Work out what self-care means for you on top of the basics like ensuring you drink enough water, get enough sleep and eat healthily.  Work out the time these activities take and the materials needed and put these moments into your day.  Even if it’s only 10 minutes at the end of a long day it can go a long way to improving your mental health.

It sounds very flowery and some people can find it strange to do at first but creating affirmations can help boost you when you’re down. Put up notes that remind yourself why you’re doing this and what your values are.  Create little rituals for job applications where you have been unsuccessful in processing the feelings of rejection.  Remember you are an individual and not your job, work does not define you.  This is especially true if you’ve been laid off or are unemployed.  Take some time to learn new skills and appreciate what it is that makes you, you.


Ask for Help

“A lot of us don’t like to do it but sometimes all you can do is be brave and ask someone for help,” says journalist James Hernandez of Revieweal and OX Essays review.  Whether it’s reaching out to friends or family for advice, going to groups to help practice interviews and to help review your CV, getting in touch with former co-workers to help you network, or admitting you need some bigger help in the form of a therapist there is no shame in asking for help when it feels too much.

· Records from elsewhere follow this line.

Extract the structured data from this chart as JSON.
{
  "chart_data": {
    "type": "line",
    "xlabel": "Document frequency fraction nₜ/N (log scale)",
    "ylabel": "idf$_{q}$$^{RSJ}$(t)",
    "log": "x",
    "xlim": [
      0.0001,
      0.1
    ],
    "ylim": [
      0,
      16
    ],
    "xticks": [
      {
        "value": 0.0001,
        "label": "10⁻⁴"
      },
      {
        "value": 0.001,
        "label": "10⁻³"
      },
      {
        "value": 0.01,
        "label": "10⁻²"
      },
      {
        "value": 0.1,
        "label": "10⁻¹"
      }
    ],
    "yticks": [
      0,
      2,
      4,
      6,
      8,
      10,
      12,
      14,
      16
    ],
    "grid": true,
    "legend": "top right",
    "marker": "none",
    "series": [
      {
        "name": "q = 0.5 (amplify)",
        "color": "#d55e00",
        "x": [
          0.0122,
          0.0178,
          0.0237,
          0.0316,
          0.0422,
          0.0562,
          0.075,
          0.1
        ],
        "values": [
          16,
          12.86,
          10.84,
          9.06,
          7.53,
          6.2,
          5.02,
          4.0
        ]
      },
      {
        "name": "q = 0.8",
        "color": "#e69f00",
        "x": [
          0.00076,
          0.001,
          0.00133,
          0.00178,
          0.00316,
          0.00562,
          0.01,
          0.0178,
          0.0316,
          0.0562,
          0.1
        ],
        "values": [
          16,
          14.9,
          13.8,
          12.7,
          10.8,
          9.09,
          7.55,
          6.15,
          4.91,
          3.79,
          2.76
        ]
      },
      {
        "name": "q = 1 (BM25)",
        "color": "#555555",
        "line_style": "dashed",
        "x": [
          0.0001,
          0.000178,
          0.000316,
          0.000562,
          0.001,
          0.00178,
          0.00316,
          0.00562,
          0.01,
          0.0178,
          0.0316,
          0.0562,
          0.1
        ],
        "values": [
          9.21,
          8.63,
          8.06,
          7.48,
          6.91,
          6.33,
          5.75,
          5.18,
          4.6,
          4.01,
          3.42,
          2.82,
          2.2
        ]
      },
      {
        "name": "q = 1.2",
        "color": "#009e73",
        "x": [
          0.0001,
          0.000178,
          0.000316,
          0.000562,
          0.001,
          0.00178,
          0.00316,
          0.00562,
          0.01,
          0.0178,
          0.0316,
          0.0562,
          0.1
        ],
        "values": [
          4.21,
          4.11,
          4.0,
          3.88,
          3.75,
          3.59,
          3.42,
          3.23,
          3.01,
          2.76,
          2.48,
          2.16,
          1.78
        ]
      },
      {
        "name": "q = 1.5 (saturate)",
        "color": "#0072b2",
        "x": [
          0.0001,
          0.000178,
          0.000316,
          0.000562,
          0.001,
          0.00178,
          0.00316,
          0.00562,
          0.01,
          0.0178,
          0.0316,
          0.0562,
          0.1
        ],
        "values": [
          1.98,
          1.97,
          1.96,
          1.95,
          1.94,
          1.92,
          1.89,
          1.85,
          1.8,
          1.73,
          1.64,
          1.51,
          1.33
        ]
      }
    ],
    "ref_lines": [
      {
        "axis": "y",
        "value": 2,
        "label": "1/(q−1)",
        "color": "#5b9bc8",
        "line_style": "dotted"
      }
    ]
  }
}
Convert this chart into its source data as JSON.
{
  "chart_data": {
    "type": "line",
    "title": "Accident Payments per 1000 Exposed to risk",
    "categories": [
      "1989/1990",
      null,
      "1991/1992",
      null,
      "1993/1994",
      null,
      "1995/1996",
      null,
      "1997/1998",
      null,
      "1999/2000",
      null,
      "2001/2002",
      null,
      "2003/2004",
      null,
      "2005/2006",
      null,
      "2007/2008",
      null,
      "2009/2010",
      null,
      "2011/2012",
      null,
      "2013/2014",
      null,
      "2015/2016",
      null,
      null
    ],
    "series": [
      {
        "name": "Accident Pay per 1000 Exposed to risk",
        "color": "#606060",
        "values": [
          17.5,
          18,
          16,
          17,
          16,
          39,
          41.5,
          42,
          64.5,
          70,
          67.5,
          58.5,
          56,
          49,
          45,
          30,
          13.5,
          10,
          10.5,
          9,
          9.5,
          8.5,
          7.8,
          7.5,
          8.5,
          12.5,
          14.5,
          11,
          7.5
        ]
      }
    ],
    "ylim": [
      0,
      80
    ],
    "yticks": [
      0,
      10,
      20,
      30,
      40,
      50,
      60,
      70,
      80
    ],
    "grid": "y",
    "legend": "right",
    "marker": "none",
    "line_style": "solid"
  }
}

Sharing the concerns you have can help lessen the burden you feel and may even pay dividends in your job search. Most of your friends or family will have been in a similar position before and will be happy to help you in whatever way you need.  It’s the hardest step but at the end of the day, it’s the one that might benefit you the most.


Wrapping Up

At the end of the day, remember that while a job is vital to be able to pay the bills it is not the only thing that matters.  Ensure you take time to care for yourself and ask for help when you need it.

Content Contributor:

Writer and marketing strategist Rebecca Leigh, Write My Essay and Big Assignments, spends most of her work hours consulting with businesses or attending conferences relating to marketing and technology. When she has the time, she contributes to online magazines and blogs like Do My Assignment.